According to the FDA, when a generic drug is submitted for approval by a sponsor, the drug is required to have the same active ingredient (inactive ingredients may vary), strength, dosage form, and route of administration as the brand name. In addition, generic drugs must perform “approximately” the same in the body as the brand name drug and be used for the same indications. A slight level of normal variability is permitted, but inactive ingredients and manufacturing processes may vary. While generic drug labels are required by law to be identical to the labels of their brand name competitors, generic drug companies are not required to conduct extensive preclinical and clinical studies on their generic copies, and this can result in an incomplete safety profile. Inactive ingredients contained in the generic “copy” may cause different adverse effects on people that the branded drug does not.
Should branded drug makers be held liable for generic copies claimed to cause harm to patients?

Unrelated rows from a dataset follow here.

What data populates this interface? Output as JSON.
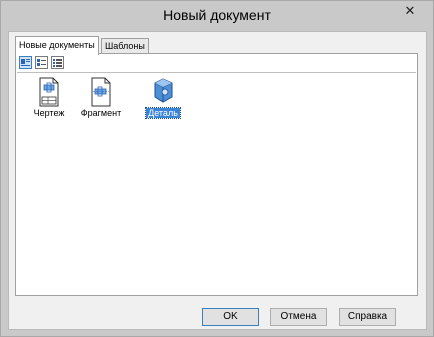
{
  "window": {
    "title": "Новый документ"
  },
  "tabs": [
    {
      "label": "Новые документы",
      "active": true
    },
    {
      "label": "Шаблоны",
      "active": false
    }
  ],
  "view_modes": [
    "large-icons",
    "small-icons",
    "list"
  ],
  "documents": [
    {
      "label": "Чертеж",
      "icon": "drawing-icon",
      "selected": false
    },
    {
      "label": "Фрагмент",
      "icon": "fragment-icon",
      "selected": false
    },
    {
      "label": "Деталь",
      "icon": "part-icon",
      "selected": true
    }
  ],
  "buttons": {
    "ok": "OK",
    "cancel": "Отмена",
    "help": "Справка"
  },
  "colors": {
    "selection": "#3c84d6",
    "titlebar": "#c9c9c9",
    "accent": "#3c7fc1"
  }
}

Branded manufacturers should be held liable for generic drugs claimed to cause harm to patients if:
- the generic versions are truly bioequivalent to the branded drug and safety is established
- the branded manufacturer does not include the known side effects on their label
Just how identical are generic drugs to their branded version? An independent review conducted by ConsumerLab on Wellbutrin vs. generic bupropion found that the generic version was indeed NOT therapeutically identical to the branded drug. In addition, the FDA also conducted a bioequivalence study comparing the 2 drugs and also found that the generic version failed to act in the body in the same manner as the branded drug; therefore, it is not bioequivalent. As a result of numerous reports to the FDA, the drugs were removed from the market.

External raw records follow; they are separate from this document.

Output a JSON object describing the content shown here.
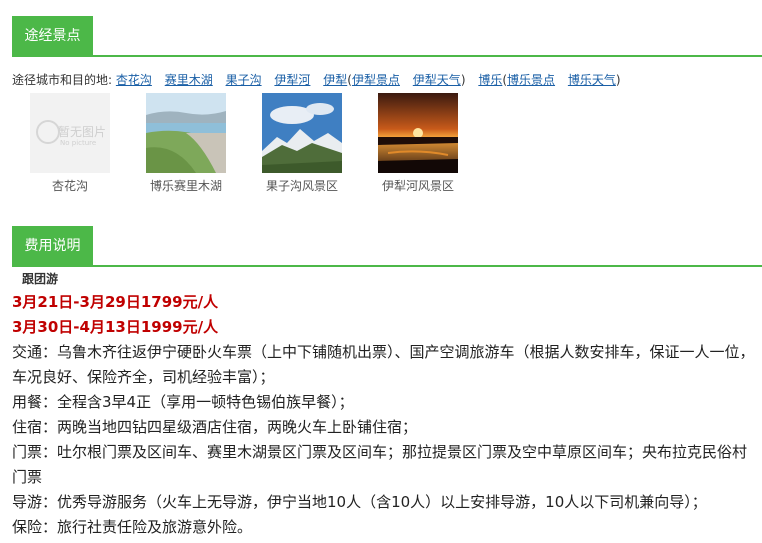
{
  "route_section": {
    "title": "途经景点",
    "label": "途径城市和目的地:",
    "links": [
      {
        "text": "杏花沟",
        "type": "city"
      },
      {
        "text": "赛里木湖",
        "type": "city"
      },
      {
        "text": "果子沟",
        "type": "city"
      },
      {
        "text": "伊犁河",
        "type": "city"
      },
      {
        "text": "伊犁",
        "type": "city"
      },
      {
        "text": "(",
        "type": "paren"
      },
      {
        "text": "伊犁景点",
        "type": "sub"
      },
      {
        "text": "伊犁天气",
        "type": "sub"
      },
      {
        "text": ")",
        "type": "paren"
      },
      {
        "text": "博乐",
        "type": "city"
      },
      {
        "text": "(",
        "type": "paren"
      },
      {
        "text": "博乐景点",
        "type": "sub"
      },
      {
        "text": "博乐天气",
        "type": "sub"
      },
      {
        "text": ")",
        "type": "paren"
      }
    ],
    "photos": [
      {
        "caption": "杏花沟",
        "placeholder_title": "暂无图片",
        "placeholder_sub": "No picture"
      },
      {
        "caption": "博乐赛里木湖"
      },
      {
        "caption": "果子沟风景区"
      },
      {
        "caption": "伊犁河风景区"
      }
    ]
  },
  "fee_section": {
    "title": "费用说明",
    "tour_type": "跟团游",
    "prices": [
      "3月21日-3月29日1799元/人",
      "3月30日-4月13日1999元/人"
    ],
    "details": [
      "交通：乌鲁木齐往返伊宁硬卧火车票（上中下铺随机出票）、国产空调旅游车（根据人数安排车，保证一人一位，车况良好、保险齐全，司机经验丰富）；",
      "用餐：全程含3早4正（享用一顿特色锡伯族早餐）；",
      "住宿：两晚当地四钻四星级酒店住宿，两晚火车上卧铺住宿；",
      "门票：吐尔根门票及区间车、赛里木湖景区门票及区间车；那拉提景区门票及空中草原区间车；央布拉克民俗村门票",
      "导游：优秀导游服务（火车上无导游，伊宁当地10人（含10人）以上安排导游，10人以下司机兼向导）；",
      "保险：旅行社责任险及旅游意外险。"
    ]
  },
  "colors": {
    "accent": "#4cb848",
    "link": "#1a5fa6",
    "price": "#c00000"
  }
}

A systematic review published in the Journal of the American Medical Association reviewed 47 articles (38 randomized–controlled trials) that studied cardiovascular medications and the clinical equivalence between generic copies. Results of the review indicated that the majority (53%) of the reports expressed a negative view of generic substitution.

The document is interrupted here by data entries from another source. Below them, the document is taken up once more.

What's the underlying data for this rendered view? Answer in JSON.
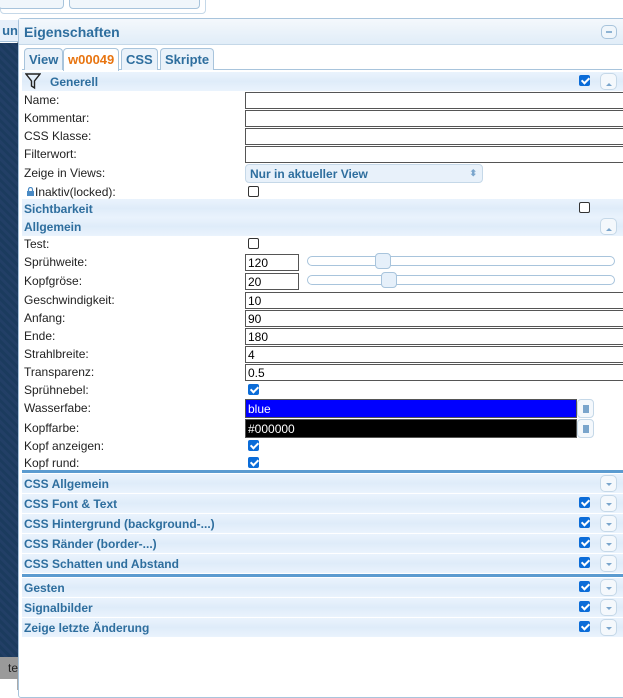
{
  "left": {
    "tab_label": "un",
    "footer_text": "te"
  },
  "panel": {
    "title": "Eigenschaften"
  },
  "tabs": [
    {
      "label": "View"
    },
    {
      "label": "w00049"
    },
    {
      "label": "CSS"
    },
    {
      "label": "Skripte"
    }
  ],
  "generell": {
    "title": "Generell",
    "enabled": true,
    "fields": {
      "name": {
        "label": "Name:",
        "value": ""
      },
      "kommentar": {
        "label": "Kommentar:",
        "value": ""
      },
      "css_klasse": {
        "label": "CSS Klasse:",
        "value": ""
      },
      "filterwort": {
        "label": "Filterwort:",
        "value": ""
      },
      "zeige": {
        "label": "Zeige in Views:",
        "value": "Nur in aktueller View"
      },
      "inaktiv": {
        "label": "Inaktiv(locked):",
        "checked": false
      }
    }
  },
  "sichtbarkeit": {
    "title": "Sichtbarkeit",
    "checked": false
  },
  "allgemein": {
    "title": "Allgemein",
    "test": {
      "label": "Test:",
      "checked": false
    },
    "spruehweite": {
      "label": "Sprühweite:",
      "value": "120",
      "slider_fraction": 0.23
    },
    "kopfgroese": {
      "label": "Kopfgröse:",
      "value": "20",
      "slider_fraction": 0.25
    },
    "geschwindigkeit": {
      "label": "Geschwindigkeit:",
      "value": "10"
    },
    "anfang": {
      "label": "Anfang:",
      "value": "90"
    },
    "ende": {
      "label": "Ende:",
      "value": "180"
    },
    "strahlbreite": {
      "label": "Strahlbreite:",
      "value": "4"
    },
    "transparenz": {
      "label": "Transparenz:",
      "value": "0.5"
    },
    "spruehnebel": {
      "label": "Sprühnebel:",
      "checked": true
    },
    "wasserfabe": {
      "label": "Wasserfabe:",
      "value": "blue",
      "color": "#0000ff"
    },
    "kopffarbe": {
      "label": "Kopffarbe:",
      "value": "#000000",
      "color": "#000000"
    },
    "kopf_anzeigen": {
      "label": "Kopf anzeigen:",
      "checked": true
    },
    "kopf_rund": {
      "label": "Kopf rund:",
      "checked": true
    }
  },
  "css_groups": [
    {
      "title": "CSS Allgemein",
      "checkbox": false
    },
    {
      "title": "CSS Font & Text",
      "checkbox": true
    },
    {
      "title": "CSS Hintergrund (background-...)",
      "checkbox": true
    },
    {
      "title": "CSS Ränder (border-...)",
      "checkbox": true
    },
    {
      "title": "CSS Schatten und Abstand",
      "checkbox": true
    }
  ],
  "other_groups": [
    {
      "title": "Gesten"
    },
    {
      "title": "Signalbilder"
    },
    {
      "title": "Zeige letzte Änderung"
    }
  ],
  "colors": {
    "accent": "#2e6e9e",
    "active_tab": "#e87511"
  }
}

Several lawsuits have been brought against generic drug manufacturers over the last few years for complaints regarding the safety of generic drugs. Many of these cases are being dismissed due to a Supreme Court decision made in 2011 stating that the generic drug companies did not have control over their labels and therefore cannot be sued for not alerting patients to the risks involved while taking these drugs. This case has set the precedent for allowing generic companies to “get away” with marketing drugs that may not be safe.
To make matters worse, in January 2013, the Alabama Supreme Court ruled that Pfizer was to be held liable for a generic copy of its drug, Reglan, that is claimed to have caused harm to patients. Although this case is set for a rehearing, the ruling was not good for branded drug makers. According to the President of the American Association of Justice, “It is absurd that doctors and patients will have to make medical decisions knowing that only brand-name drug manufacturers–not generics–can be held accountable for their drugs’ dangerous side-effects.” In addition, in the case against Pfizer, the branded label clearly states the risks involved with taking the drug, including the adverse event in question.
Since inactive ingredients of a generic drug may differ and be of lower quality than that of a branded drug and, subsequently, clinical trials conducted by generic manufacturers are not required to establish the safety and efficacy of generics copies, there is no way to really determine that the generic copy is made the same way or is “identical” to the brand name drug. Therefore, the brand name company should not be held liable for claims made against it.
In addition, using the case against Pfizer, since the branded label clearly states the risks involved with taking the drug including the adverse event in question, the branded manufacturer should not be held liable for a drug that they did not manufacture and market.